NO WRITER ATTRIBUTED

Interhouse eating privileges have been a matter of long-standing debate, but a new angle of the problem has been created by the split up of the original classes of 1943, '44, and '45 into college and graduate students. At present men in the Houses can eat supper in other Houses, but no corresponding privileges are allowed between the Houses, the Business School, and the Union dining hall.

All men in the University eating at Harvard dining halls are required to sign 21-meal contracts at $10.50 a week, and the food is hardly different enough to create a stampede for select cooking if everyone with weekly contracts were allowed to eat at any of the dining halls. At present, each House or hall has a list of its members, who are checked off as they pass through the chow line. The simplest method would be to allow interhouse slips to be signed for any guest with an eating contract any place in the University, but if Lehman Hall found this created too much confusion, the dining hall cards to be distributed next fall could be printed like ration cards with space to punch a limited number of meals in the dining halls of the other schools.

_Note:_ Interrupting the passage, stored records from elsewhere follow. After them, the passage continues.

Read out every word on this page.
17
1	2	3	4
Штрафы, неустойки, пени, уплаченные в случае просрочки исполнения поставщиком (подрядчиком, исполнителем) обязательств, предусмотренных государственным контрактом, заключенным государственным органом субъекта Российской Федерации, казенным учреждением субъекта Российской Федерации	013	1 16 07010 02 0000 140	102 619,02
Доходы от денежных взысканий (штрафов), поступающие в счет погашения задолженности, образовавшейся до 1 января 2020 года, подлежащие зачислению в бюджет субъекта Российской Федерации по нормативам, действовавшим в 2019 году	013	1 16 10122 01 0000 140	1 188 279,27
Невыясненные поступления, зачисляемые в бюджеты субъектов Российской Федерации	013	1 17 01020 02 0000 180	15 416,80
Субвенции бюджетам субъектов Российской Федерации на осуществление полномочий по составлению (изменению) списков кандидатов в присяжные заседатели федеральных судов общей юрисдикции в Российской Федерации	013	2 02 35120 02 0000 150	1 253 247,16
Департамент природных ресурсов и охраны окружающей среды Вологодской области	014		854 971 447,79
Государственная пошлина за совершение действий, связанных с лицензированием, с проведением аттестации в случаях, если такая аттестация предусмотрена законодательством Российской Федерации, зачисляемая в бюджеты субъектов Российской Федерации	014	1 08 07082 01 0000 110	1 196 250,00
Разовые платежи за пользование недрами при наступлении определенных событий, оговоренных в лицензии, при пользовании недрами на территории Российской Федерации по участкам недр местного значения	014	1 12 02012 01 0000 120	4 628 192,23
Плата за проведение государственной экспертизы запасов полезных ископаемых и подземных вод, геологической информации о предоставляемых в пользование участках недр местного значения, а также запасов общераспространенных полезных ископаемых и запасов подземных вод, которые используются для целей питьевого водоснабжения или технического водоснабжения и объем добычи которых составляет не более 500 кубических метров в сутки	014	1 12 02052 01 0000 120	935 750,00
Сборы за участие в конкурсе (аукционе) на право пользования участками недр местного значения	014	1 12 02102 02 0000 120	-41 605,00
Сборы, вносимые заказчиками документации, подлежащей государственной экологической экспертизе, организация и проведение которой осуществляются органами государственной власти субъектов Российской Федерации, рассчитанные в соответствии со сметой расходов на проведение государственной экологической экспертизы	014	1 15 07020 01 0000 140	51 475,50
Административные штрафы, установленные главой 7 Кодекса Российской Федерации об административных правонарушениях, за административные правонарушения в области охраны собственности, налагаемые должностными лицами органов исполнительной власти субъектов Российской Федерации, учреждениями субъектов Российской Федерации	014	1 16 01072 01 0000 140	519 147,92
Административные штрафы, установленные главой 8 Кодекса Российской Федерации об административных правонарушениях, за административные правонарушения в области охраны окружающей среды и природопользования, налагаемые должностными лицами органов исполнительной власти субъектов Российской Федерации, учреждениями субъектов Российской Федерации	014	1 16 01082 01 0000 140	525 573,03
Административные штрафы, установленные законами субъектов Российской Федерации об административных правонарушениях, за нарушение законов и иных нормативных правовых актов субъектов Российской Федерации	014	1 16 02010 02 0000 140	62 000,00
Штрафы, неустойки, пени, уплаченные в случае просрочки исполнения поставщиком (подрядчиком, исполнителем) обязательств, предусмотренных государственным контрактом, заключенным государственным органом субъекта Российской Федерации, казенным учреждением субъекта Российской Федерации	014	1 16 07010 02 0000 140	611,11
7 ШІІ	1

It is an understandable temptation for the University to maintain that such a project would entail too much red tape, but there would be no extra food expense, and to the men of those classes broken up after three or four years leave of absence, such a project would be well worth the small amount of extra printing or bookkeeping involved. Ninety cents out of the chit book seems an unnecessary alternative to an even more costly meal at the Square.